U.S. Looks for Critical Mineral Partnership with UK, Japan to Curb China’s Dominance

The United States is seeking pacts with Britain, Japan and the European Union that would focus on critical mineral supply chains, in a bid to curb China’s dominance in the market. Washington is looking for a “critical minerals buyers club” with allies including the G7 and the EU to reduce reliance on China, as their efforts to build out renewable energy pacts resume. So-called critical minerals, including rare earth elements and battery metals, have come into the strategic spotlight in recent years because of their roles in energy transition technologies, such as electric vehicles, as well as defense electronics. The Western governments have been particularly concerned over China’s influence in the sector, both in terms of having supplies within its borders and its moves to lock up agreements with other producers, potentially cutting off U.S. access in the event of a crisis with Beijing.

The deals, while aimed at China, could also make the countries eligible for benefits from the Inflation Reduction Act, soothing a key irritant over industrial incentives.

The development adds Japan and the UK to the list of countries where the U.S. is seeking critical mineral pacts. Washington and Brussels had already been in talks over such a deal.

The possible pacts are part of Washington’s efforts to secure supply chains of critical minerals, including through a “Minerals Security Partnership” that includes the EU, UK and Japan, as well as Australia and South Korea. That group held a meeting earlier this week to discuss mining, processing, and recycling of critical minerals with representatives of several African nations, the U.S. State Department said.

The move is also part of the Biden Administration’s wider push to shift global supply chains away from China, hampering its clout in key industries and hedging against disruptions, like the pandemic, that would disrupt supply chains or create scarcities.

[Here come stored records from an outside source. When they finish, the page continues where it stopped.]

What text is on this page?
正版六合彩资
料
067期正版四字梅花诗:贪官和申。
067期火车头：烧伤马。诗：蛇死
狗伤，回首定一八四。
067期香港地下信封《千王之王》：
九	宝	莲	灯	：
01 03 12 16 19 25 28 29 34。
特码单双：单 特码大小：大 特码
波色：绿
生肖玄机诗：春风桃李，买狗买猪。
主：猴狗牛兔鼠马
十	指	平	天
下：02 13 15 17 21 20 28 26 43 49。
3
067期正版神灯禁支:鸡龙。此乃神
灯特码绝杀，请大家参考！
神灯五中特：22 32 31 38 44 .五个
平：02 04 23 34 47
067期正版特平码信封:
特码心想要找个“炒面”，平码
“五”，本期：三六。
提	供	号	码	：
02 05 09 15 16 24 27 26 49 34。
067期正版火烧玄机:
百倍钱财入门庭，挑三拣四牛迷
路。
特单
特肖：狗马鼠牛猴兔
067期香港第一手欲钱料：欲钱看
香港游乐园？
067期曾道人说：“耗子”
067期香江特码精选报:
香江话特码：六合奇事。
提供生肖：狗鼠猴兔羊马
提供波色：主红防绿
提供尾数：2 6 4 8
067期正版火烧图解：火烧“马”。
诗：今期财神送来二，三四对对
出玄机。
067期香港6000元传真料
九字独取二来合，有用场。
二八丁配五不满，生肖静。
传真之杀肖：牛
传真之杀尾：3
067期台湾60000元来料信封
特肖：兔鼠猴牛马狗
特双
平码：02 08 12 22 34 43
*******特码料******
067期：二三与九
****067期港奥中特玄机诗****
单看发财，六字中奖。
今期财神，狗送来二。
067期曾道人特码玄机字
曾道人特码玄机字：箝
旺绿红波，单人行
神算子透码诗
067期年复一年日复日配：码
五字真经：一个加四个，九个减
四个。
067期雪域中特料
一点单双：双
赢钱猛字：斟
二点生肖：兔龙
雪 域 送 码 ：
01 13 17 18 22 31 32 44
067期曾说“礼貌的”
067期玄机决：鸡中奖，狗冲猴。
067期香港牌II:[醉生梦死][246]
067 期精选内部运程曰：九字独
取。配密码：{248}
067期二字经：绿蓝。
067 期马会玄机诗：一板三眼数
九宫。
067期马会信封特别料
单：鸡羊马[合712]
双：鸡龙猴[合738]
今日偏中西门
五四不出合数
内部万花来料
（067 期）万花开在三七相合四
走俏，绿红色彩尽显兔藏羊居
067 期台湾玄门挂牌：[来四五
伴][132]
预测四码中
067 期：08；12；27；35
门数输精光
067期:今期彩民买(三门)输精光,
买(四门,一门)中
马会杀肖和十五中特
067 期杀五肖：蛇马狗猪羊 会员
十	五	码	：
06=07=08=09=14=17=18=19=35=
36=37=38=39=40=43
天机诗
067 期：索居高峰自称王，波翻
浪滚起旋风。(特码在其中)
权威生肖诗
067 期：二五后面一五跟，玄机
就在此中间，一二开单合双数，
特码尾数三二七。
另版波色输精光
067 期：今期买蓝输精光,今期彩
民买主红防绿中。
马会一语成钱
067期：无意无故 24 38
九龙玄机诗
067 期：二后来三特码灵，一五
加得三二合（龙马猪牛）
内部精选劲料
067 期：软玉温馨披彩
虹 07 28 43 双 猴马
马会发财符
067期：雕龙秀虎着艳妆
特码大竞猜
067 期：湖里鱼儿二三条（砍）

Part of the joint push is driven by a desire to make sure the U.S. is not reliant on China for critical minerals. It will also mean the U.S. and its allies have access to the inputs needed to meet emission-reductions goals.

Participating countries would be eligible under Section 30D of the Inflation Reduction Act, an incentive aimed at promoting new electric vehicles. A pact that clears the way for benefits under the IRA would help sooth tensions with Europe, which has complained that the provision freezes out American partners. Biden’s administration has responded by pledging cooperation and encouraging European allies to pass their own domestic subsidies.

“This is one of the most promising ways to go forward,” German Economy Minister Habeck said in an interview Monday, referring to a possible agreement on organizing a market for critical minerals.